O show do disco que viajou pela
Europa, em clubes e teatros para
até 1.000 pessoas, é o mesmo que
o traz ao Brasil, para duas apresentações, hoje e amanhã, no Sesc
Pompéia.
"Invoke", o álbum, fez carreira
também no Japão e no habitat do
músico, Nova York, e aterrissa em
São Paulo com previsão de lançamento brasileiro para janeiro próximo. No palco, acompanhado
por mais três músicos, Lindsay
canta e toca guitarra. Dias depois
da maratona européia, de seu
apartamento no bairro de Chelsea, apresentou à Folha um balanço da particular fusão que tem
feito, há mais de 20 anos, de música popular brasileira e vanguardismo tipicamente new yorker.

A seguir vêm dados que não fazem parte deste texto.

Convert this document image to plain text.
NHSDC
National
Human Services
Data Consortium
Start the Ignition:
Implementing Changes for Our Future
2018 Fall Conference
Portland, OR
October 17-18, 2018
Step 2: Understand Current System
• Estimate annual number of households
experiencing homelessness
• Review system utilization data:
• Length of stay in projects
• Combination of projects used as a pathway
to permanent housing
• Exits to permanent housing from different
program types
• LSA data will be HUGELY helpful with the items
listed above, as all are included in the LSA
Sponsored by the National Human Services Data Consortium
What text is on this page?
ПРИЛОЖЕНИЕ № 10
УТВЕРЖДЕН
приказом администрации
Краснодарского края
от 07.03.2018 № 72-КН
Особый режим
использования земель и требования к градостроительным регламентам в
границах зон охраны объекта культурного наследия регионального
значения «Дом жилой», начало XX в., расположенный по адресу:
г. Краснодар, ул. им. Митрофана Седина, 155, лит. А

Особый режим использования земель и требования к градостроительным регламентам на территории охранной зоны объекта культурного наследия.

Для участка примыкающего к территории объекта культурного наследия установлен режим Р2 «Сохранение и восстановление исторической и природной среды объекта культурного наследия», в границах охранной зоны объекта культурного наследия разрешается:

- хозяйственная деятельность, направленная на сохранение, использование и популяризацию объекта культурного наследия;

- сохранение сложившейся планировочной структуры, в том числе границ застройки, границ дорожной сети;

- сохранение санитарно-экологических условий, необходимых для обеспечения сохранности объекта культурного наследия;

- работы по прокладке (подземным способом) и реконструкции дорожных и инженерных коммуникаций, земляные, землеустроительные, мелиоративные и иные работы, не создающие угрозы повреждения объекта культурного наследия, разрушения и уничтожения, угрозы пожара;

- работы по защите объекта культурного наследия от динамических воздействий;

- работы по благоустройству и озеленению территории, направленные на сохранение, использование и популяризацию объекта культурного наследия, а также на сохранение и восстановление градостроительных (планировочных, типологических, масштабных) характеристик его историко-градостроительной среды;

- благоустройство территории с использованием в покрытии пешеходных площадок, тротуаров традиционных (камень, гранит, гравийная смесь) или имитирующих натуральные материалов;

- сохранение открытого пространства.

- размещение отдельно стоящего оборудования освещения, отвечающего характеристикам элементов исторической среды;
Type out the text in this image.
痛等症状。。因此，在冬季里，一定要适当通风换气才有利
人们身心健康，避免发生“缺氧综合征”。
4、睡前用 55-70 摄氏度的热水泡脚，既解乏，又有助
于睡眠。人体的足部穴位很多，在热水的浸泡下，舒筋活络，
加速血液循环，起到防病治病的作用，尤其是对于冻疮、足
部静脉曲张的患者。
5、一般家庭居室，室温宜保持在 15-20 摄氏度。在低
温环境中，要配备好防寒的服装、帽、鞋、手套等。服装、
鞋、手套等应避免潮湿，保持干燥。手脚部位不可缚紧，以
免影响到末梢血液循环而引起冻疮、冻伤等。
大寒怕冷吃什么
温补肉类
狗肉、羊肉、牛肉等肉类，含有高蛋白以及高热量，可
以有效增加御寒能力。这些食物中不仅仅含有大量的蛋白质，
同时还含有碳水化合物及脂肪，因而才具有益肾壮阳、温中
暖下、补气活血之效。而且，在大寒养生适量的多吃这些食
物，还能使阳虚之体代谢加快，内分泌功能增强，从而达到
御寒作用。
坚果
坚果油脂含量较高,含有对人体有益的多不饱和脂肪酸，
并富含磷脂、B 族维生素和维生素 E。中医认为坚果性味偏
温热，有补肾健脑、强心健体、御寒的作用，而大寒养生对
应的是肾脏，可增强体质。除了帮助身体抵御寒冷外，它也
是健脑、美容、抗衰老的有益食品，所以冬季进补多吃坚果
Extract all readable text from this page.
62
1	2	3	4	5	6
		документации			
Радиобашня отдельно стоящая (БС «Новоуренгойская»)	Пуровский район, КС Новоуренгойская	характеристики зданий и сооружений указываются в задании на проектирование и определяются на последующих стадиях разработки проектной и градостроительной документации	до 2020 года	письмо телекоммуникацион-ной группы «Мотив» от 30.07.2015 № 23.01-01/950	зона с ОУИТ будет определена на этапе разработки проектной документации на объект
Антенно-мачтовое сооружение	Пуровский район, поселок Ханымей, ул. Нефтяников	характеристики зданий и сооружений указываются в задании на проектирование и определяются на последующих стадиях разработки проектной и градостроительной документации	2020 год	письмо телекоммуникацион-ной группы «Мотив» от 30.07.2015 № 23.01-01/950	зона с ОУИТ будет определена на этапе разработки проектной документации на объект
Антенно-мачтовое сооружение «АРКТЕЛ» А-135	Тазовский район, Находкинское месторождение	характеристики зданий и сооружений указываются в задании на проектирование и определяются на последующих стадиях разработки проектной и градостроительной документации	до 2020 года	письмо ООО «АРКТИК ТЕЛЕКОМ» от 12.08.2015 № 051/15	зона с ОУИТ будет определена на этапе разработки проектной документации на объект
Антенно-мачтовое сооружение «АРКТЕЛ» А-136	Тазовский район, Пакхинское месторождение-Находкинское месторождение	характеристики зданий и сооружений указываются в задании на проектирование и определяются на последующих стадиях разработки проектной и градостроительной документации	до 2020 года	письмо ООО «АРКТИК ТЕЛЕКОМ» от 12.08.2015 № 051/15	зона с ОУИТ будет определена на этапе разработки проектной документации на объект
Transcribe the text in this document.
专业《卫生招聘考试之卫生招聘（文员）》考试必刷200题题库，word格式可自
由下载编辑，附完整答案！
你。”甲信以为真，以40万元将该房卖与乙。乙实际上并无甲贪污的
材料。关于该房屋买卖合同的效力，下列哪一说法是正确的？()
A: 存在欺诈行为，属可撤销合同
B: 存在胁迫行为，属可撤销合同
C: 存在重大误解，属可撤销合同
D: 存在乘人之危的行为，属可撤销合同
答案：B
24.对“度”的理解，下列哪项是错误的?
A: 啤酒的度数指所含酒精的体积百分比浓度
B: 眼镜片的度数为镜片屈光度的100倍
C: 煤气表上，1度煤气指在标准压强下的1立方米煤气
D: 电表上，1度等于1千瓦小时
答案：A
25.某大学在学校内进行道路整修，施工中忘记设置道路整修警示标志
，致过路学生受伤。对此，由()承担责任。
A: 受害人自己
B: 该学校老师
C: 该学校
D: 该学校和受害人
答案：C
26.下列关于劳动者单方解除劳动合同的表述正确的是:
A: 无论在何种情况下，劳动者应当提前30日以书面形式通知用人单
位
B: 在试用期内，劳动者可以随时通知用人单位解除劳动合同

"Desde os anos 90 meu trabalho
tem essa aparente brasilidade",
afirma, ao mesmo tempo em que
diz que a utilização destes elementos vem do DNA (sua banda
seminal, parte da "no wave", o
canto do cisne do movimento
punk nova-iorquino, no final dos
70) e permaneceu no Ambitious
Lovers (outro projeto autoral, em
duo, nos 80).
"Por um acidente biográfico,
cresci em duas culturas. É natural
que eu continue assim", diz o norte-americano criado no Brasil e
produtor contumaz de sucessos
brasileiros como Marisa Monte e
Caetano Veloso. "Invoke" traz referências ao rhythm and blues, à
bossa nova, a Martin Luther King
(na capa) e, ainda que não explícita, à melancolia pós-11 de setembro. São referenciais muito americanos e que respondem, decididamente, à perplexidade diante de
um governo republicano cada vez
mais questionado. "Os EUA têm
que se abrir a outras culturas para
suas ações externas deixarem de
ser vergonhosas para quem tem
passaporte americano."
Este é o mesmo ponto que o põe
a repensar a música brasileira e
sua recepção nos países norte-hemisféricos. "Sempre acreditei e
disse que as gravadoras americanas não deveriam se apoiar sobre
um artista, mas em várias investidas a partir da música brasileira."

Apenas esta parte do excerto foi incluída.